Il ressort des mentions de la décision du 27 juin 2024 que le refus d’entrée opposé à la requérante est fondé sur la circonstance qu’elle a fait l’objet d’une obligation de quitter le territoire français en date du 12 avril 2024, notifiée le 19 avril 2024, de sorte que le récépissé de demande de carte de séjour dont elle était en possession, délivré antérieurement à cette obligation de quitter le territoire, ne pouvait plus être regardé comme valide. Il ne ressort toutefois pas des pièces du dossier que la décision du 12 avril 2024 portant obligation de quitter le territoire français a été régulièrement notifiée à Mme A…, de sorte que celle-ci ne lui était pas opposable. Par suite, la requérante est fondée à soutenir qu’à la date de la décision attaquée, elle était en possession d’un récépissé de demande de carte de séjour valable jusqu’au 4 juillet 2024.
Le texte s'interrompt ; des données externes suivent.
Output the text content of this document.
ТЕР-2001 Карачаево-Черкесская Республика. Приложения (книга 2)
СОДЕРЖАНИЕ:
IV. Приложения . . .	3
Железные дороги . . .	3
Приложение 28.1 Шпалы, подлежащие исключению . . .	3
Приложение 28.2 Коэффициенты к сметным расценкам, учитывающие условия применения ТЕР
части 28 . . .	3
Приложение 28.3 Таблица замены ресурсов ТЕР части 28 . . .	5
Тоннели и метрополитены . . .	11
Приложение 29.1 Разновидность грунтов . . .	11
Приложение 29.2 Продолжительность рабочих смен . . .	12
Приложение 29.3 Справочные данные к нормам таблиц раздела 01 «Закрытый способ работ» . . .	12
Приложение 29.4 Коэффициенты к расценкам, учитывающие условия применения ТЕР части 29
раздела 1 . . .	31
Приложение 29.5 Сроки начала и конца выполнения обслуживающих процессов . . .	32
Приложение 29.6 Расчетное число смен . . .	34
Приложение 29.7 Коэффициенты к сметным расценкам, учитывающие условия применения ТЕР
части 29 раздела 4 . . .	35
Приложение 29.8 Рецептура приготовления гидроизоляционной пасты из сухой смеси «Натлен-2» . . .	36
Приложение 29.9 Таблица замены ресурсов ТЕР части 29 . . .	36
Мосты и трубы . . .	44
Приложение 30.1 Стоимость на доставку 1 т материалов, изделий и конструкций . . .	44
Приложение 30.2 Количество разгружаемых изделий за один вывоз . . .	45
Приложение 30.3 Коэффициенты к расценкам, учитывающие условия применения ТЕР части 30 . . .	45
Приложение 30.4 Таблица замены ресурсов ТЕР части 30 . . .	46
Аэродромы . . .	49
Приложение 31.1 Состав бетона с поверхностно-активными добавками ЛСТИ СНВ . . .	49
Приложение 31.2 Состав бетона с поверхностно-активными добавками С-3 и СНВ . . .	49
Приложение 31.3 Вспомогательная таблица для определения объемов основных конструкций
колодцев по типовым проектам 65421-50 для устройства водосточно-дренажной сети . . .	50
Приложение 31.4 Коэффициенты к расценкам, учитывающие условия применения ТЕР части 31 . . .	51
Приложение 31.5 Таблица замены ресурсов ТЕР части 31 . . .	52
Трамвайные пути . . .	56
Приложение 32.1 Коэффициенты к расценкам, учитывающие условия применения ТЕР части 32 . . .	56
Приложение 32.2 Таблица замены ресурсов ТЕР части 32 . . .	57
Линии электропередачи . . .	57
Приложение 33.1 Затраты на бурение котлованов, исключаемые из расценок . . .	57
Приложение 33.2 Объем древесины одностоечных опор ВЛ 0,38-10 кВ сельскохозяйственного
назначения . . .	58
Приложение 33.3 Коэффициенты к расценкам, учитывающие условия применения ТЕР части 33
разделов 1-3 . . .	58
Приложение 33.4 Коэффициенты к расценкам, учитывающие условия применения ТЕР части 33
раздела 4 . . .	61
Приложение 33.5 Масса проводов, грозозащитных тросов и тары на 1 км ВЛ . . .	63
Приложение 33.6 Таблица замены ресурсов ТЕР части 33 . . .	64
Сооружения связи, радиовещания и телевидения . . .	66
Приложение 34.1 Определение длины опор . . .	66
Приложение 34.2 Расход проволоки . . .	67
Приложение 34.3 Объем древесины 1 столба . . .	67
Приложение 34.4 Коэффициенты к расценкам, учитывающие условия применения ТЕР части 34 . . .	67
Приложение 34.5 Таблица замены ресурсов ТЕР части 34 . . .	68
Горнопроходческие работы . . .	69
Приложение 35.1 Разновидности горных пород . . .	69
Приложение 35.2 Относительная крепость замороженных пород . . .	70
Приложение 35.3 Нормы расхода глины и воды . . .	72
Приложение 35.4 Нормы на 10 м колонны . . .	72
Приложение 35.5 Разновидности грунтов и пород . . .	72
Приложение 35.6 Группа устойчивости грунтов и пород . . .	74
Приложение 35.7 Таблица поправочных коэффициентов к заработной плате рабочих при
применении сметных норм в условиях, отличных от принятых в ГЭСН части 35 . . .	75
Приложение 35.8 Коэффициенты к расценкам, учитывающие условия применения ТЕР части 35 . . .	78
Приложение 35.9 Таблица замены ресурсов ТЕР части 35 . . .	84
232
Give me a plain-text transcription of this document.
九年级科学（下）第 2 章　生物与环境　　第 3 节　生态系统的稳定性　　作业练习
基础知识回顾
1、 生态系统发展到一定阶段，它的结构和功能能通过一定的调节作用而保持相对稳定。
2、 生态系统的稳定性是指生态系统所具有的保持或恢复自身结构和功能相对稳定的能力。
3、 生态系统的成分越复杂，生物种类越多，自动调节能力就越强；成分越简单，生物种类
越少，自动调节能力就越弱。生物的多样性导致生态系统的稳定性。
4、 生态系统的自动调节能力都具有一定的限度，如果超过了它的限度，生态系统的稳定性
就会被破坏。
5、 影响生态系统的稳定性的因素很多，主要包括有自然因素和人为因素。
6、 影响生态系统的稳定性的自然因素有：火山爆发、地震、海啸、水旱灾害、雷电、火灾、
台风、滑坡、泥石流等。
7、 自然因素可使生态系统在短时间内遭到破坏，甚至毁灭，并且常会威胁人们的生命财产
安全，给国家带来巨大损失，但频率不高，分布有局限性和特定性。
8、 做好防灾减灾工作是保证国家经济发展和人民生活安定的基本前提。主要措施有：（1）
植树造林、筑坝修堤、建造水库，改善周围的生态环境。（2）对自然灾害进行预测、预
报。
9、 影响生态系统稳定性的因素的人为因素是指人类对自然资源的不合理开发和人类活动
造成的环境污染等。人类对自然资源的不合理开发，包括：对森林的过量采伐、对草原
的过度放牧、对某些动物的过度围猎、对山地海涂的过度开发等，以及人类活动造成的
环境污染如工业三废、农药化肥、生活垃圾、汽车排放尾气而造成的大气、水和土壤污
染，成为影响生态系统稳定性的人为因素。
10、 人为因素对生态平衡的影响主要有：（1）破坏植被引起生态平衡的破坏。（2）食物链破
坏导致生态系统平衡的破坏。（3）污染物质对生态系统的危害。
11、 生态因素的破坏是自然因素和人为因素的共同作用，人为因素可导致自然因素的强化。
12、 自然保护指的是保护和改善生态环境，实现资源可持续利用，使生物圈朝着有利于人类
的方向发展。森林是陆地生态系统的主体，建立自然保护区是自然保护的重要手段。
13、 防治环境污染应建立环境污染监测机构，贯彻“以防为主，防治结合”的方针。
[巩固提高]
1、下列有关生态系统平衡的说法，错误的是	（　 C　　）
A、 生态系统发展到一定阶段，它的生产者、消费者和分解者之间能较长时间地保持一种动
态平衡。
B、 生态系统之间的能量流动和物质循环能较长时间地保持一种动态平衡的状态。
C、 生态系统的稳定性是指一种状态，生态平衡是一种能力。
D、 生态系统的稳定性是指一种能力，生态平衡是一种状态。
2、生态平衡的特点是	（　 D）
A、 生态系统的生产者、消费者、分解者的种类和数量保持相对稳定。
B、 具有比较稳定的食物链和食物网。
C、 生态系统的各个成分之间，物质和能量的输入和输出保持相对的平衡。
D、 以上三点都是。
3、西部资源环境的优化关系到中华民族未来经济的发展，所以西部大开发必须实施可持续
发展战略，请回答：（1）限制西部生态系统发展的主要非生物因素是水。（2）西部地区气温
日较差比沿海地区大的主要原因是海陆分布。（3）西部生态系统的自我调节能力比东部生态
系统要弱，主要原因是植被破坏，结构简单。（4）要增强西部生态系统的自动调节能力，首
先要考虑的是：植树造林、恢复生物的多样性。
Il résulte de ce qui précède, sans qu’il soit besoin d’examiner les autres moyens de la requête, que Mme A… est fondée à demander l’annulation de la décision du 27 juin 2024 par laquelle le ministre de l’intérieur et des outre-Mer lui a refusé l’entrée sur le territoire français.
Sur les frais liés au litige :
Il y a lieu de mettre à la charge de l’État, partie perdante, une somme de 1 000 euros au titre de l’article L. 761-1 du code de justice administrative.
D E C I D E :
Article 1er : La décision du 27 juin 2024 par laquelle le ministre de l’intérieur et des outre-Mer a refusé à Mme A… l’entrée sur le territoire français est annulée.
Article 2 : L’État versera à Mme A… la somme de 1 000 euros au titre de l’article L. 761-1 du code de justice administrative.
Article 3 : Le présent jugement sera notifié à Mme B… A… et au ministre de l’intérieur.
Délibéré après l’audience du 28 janvier 2026, à laquelle siégeaient :
M. Le Broussois, président,
M. Meyrignac, premier conseiller,
Mme Jean, première conseillère.
Rendu public par mise à disposition au greffe le 11 février 2026.
La rapporteure,
A. Jean
Le président,
N. Le Broussois
La greffière,
S. Chafki
La République mande et ordonne au ministre de l’intérieur en ce qui le concerne ou à tous commissaires de justice à ce requis en ce qui concerne les voies de droit commun contre les parties privées de pourvoir à l’exécution du présent jugement.